Question

A block is lying on an inclined plane which makes \[60^\circ \] with the horizontal. If coefficient of friction between block and plane is 0.25 and \[g = 10\,{\text{m/}}{{\text{s}}^2}\], then acceleration of the block when it moves along the plane will be
A. \[2.50\,{\text{m/}}{{\text{s}}^2}\]
B. \[5.00\,{\text{m/}}{{\text{s}}^2}\]
C. \[7.4\,{\text{m/}}{{\text{s}}^2}\]
D. \[8.66\,{\text{m/}}{{\text{s}}^2}\]

Answer 1

Hint: Use the expression for Newton’s second law of motion. Also use the formula for frictional force in terms of coefficient of friction and normal force. Draw the free body diagram of the block on the inclined plane. First apply Newton’s second law of motion to the block in the vertical direction and then in the horizontal direction. Substitute the value of normal force and calculate the value of acceleration of the block.

Formulae used:
The expression for Newton’s second law of motion is given by
\[{F_{net}} = ma\] …… (1)
Here, \[{F_{net}}\] is the net force acting on an object, \[m\] is mass of the object and \[a\] is acceleration of the object.
The frictional force \[{F_f}\] between an object and surface is given by
\[{F_f} = \mu N\] …… (2)
Here, \[\mu \] is a coefficient of friction between the object and surface and \[N\] is the normal force exerted by the surface on the object.

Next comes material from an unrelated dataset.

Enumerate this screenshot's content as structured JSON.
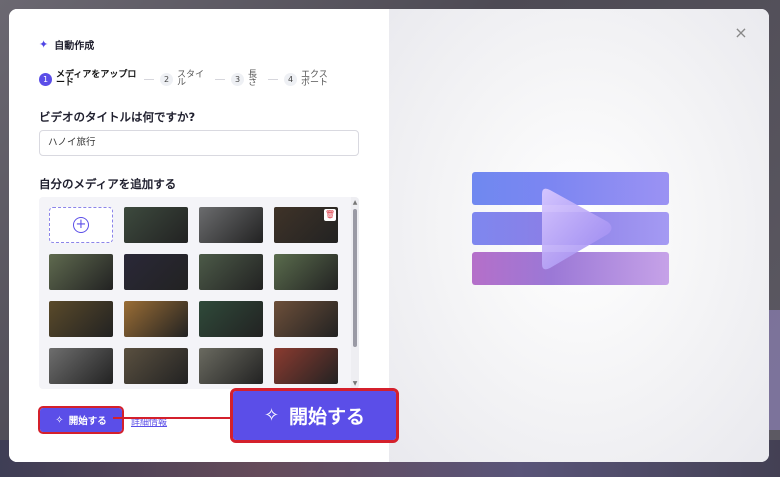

Complete step by step answer:
We have given that the angle of inclination of the inclined plane with the horizontal is \[60^\circ \].The coefficient of friction between the inclined surface and the block is 0.25.
\[\mu = 0.25\]
We are asked to calculate the acceleration of the block along the inclined plane.Let \[m\] be the mass of the block.Let us first draw a free body diagram of the block.

In the above free body diagram, \[mg\] is the weight of the block, \[N\] is the normal force acting on the block, \[{F_f}\] is the frictional force on the block and \[ma\] is the force due to acceleration \[a\] of the block.Let us apply Newton’s second law of motion to the block in the vertical direction.
\[N = mg\cos \theta \]

Let us apply Newton’s second law of motion to the block in the horizontal direction.
\[mg\sin \theta - {F_f} = ma\]
Substitute \[\mu N\] for \[{F_f}\] in the above equation.
\[mg\sin \theta - \mu N = ma\]
Substitute \[mg\cos \theta \] for \[N\] in the above equation.
\[mg\sin \theta - \mu \left( {mg\cos \theta } \right) = ma\]
\[ \Rightarrow g\sin \theta - \mu g\cos \theta = a\]
\[ \Rightarrow a = g\left( {\sin \theta - \mu \cos \theta } \right)\]
Substitute \[10\,{\text{m/}}{{\text{s}}^2}\] for \[g\], \[60^\circ \] for \[\theta \] and \[0.25\] for \[\mu \] in the above equation.
\[ \Rightarrow a = \left( {10\,{\text{m/}}{{\text{s}}^2}} \right)\left[ {\sin 60^\circ - \left( {0.25} \right)\cos 60^\circ } \right]\]
\[ \Rightarrow a = \left( {10\,{\text{m/}}{{\text{s}}^2}} \right)\left[ {\dfrac{{\sqrt 3 }}{2} - \left( {0.25} \right)\dfrac{1}{2}} \right]\]
\[ \Rightarrow a = 5\left[ {1.732 - 0.25} \right]\]
\[ \Rightarrow a = 7.41\,{\text{m/}}{{\text{s}}^2}\]
\[ \therefore a \approx 7.4\,{\text{m/}}{{\text{s}}^2}\]
Therefore, the acceleration of the block is \[7.4\,{\text{m/}}{{\text{s}}^2}\].

Hence, the correct option is C.

Note: The students should keep in mind that in the free body diagram we have considered the direction of acceleration of the block on the inclined plane as positive X-direction and applied Newton’s law accordingly. One can also take the direction of the frictional force as the positive X-direction. Using both ways, we will end with the same answer for acceleration of the block.